車で行けるといっても、王子を見ようとすると、1時間以上歩いたりすることも多々あり、静かな山道をサクサクと進むことになる。「蟻の熊野詣で」と言われた、賑わう面影は見ることができないが、踏み締められた路から、ほんわりと歴史が湧き出してくる。

 しかし、本当に歩く人が少ない。山道の中で出会ったのは、近所の散歩しているおじさんただひとりで、チョット奥まで入り込んだ路では、ひとの気配無し。日暮れ近くに、調子に乗ってグングン歩いていると、ジワジワと暗くなり、一気に闇に包まれることになる。こうなってしまうと、非常に寂しく不安な気持ちが立ち込める。生い茂る木々の向こうから、足の透けた飛脚が、す〜〜〜っと走って来そうな雰囲気。ドキドキする。


「大門王子」

 そんな静かな熊野古道も、熊野三山ともなると事態は一変する。熊野本宮大社へ行くと、観光バスがエッサホイサと行き交い、パシャパシャとシャッターが切られる。社もデデデン!っと鎮座してして、デカイ。デカイからと言って、今まで見てきた熊野の雰囲気から外れない事は凄いし、格好いい。木の渋い色が荘厳さを揺るぎないものにしている。

 新宮の熊野速玉大社は、明治に炎上し再建されたからかどうか分からないが、チョット派手目。
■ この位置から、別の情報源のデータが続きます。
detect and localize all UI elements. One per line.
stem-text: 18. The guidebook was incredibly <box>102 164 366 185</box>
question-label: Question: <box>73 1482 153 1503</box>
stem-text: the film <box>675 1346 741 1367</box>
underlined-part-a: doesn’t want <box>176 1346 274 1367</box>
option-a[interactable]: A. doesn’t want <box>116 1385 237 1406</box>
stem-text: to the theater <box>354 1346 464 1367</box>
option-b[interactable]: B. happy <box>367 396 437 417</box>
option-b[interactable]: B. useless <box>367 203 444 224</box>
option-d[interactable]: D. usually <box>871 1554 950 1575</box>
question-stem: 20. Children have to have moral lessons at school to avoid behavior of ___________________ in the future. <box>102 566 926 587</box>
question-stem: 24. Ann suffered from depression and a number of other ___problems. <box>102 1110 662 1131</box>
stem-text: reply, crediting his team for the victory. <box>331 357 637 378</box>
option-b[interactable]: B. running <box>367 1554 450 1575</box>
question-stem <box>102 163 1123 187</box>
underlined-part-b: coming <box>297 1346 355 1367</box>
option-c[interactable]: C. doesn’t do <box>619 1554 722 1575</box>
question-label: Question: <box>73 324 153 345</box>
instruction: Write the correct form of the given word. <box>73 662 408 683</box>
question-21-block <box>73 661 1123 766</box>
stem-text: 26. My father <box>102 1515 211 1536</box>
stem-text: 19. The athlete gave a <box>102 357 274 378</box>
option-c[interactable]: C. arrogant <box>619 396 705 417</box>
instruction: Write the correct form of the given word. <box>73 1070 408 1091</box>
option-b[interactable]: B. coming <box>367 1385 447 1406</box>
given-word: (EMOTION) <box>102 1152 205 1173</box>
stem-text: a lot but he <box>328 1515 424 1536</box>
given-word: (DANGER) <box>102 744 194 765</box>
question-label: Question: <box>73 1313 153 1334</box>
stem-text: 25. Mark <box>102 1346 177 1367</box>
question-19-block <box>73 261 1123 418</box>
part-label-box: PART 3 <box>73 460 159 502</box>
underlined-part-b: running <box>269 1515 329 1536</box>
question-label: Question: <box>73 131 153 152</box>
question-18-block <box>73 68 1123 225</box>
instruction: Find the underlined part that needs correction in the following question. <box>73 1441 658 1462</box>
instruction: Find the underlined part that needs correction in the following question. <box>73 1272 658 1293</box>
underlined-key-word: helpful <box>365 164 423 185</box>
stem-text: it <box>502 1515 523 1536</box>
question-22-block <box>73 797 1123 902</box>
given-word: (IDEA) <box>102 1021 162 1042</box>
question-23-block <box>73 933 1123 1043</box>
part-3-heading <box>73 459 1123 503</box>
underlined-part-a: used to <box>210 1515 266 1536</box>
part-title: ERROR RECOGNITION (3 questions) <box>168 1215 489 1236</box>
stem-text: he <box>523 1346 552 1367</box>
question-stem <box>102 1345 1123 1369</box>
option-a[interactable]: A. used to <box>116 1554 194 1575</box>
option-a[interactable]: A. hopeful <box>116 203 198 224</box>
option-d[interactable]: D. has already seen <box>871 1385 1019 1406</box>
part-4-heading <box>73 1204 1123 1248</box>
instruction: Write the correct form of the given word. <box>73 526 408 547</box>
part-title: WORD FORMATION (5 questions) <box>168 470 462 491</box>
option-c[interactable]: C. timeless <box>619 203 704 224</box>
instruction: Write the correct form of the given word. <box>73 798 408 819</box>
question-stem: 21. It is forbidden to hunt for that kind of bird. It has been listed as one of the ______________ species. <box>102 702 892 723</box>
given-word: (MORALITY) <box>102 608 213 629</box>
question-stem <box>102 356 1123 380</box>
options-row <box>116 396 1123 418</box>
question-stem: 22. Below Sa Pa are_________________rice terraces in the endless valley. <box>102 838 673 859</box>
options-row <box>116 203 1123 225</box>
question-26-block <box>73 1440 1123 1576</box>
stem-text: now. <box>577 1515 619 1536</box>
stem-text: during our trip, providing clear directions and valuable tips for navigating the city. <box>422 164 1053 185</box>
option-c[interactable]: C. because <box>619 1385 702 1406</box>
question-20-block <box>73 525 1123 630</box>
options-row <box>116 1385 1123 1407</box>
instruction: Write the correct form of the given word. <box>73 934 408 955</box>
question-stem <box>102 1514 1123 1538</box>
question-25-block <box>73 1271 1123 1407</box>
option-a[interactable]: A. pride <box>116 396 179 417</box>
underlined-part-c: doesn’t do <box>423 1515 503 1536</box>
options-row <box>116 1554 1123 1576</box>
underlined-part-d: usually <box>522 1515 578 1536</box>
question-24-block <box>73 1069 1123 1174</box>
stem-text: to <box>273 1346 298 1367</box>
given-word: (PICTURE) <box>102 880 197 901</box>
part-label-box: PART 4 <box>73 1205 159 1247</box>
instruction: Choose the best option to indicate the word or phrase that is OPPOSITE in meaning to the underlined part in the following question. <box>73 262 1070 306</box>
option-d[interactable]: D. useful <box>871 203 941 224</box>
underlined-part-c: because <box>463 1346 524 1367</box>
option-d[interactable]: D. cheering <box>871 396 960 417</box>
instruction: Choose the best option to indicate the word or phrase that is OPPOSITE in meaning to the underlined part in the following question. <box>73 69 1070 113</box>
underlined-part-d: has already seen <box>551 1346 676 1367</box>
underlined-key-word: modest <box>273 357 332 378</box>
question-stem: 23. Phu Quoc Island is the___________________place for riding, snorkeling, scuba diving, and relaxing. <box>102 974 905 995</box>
しかし、朱と漆喰の白が美しいことは確か。以外と参拝者が少ないのも気持ちいい。一方、熊野那智大社ともなると、大騒ぎである。133mという日本一の高さをほこる「那智の滝」を始め、熊野山伏の修験道場「青岸渡寺」などがあり、一大観光要所になっている。駐車場が軒並み500円均一にもなるってことだ。僕は殆どない無料の駐車場に停められてホッとした。テントに泊まりながらの旅人にとって、500円とは一日の食費に近い大金なり。危ない危ない。


「円座石(わろうだいし)」

 さて、ズラズラ〜っと見てきた熊野古道だけど、九十九王子や熊野三山以外にも、楽しい所が多かった。なんとなく微笑ましい牛馬童子像や、熊野の神々が座って御茶を飲んだという円座石など、アクセント的名所に加えて、大銀杏に野中の一方杉、名水の湧き出る野中の清水など、自然の名所も多い。山は深く、川も申し分なくきらめいている。四国では味わえない、紀伊半島独特の自然を満喫することができて、非常に満足。

 今回の旅では、日本人そして大和魂を創り上げてきた大切な時代に、そっと入り込んで行ったような錯覚に捕らわれる事が多かった。自然崇拝、結構じゃないか。山、川、大木、大石、あらゆるモノに神が宿る。なんだかんだ言っても、日本人はそうやって生きていくのが自然な感じがしてならない。自然には敵いませんよ。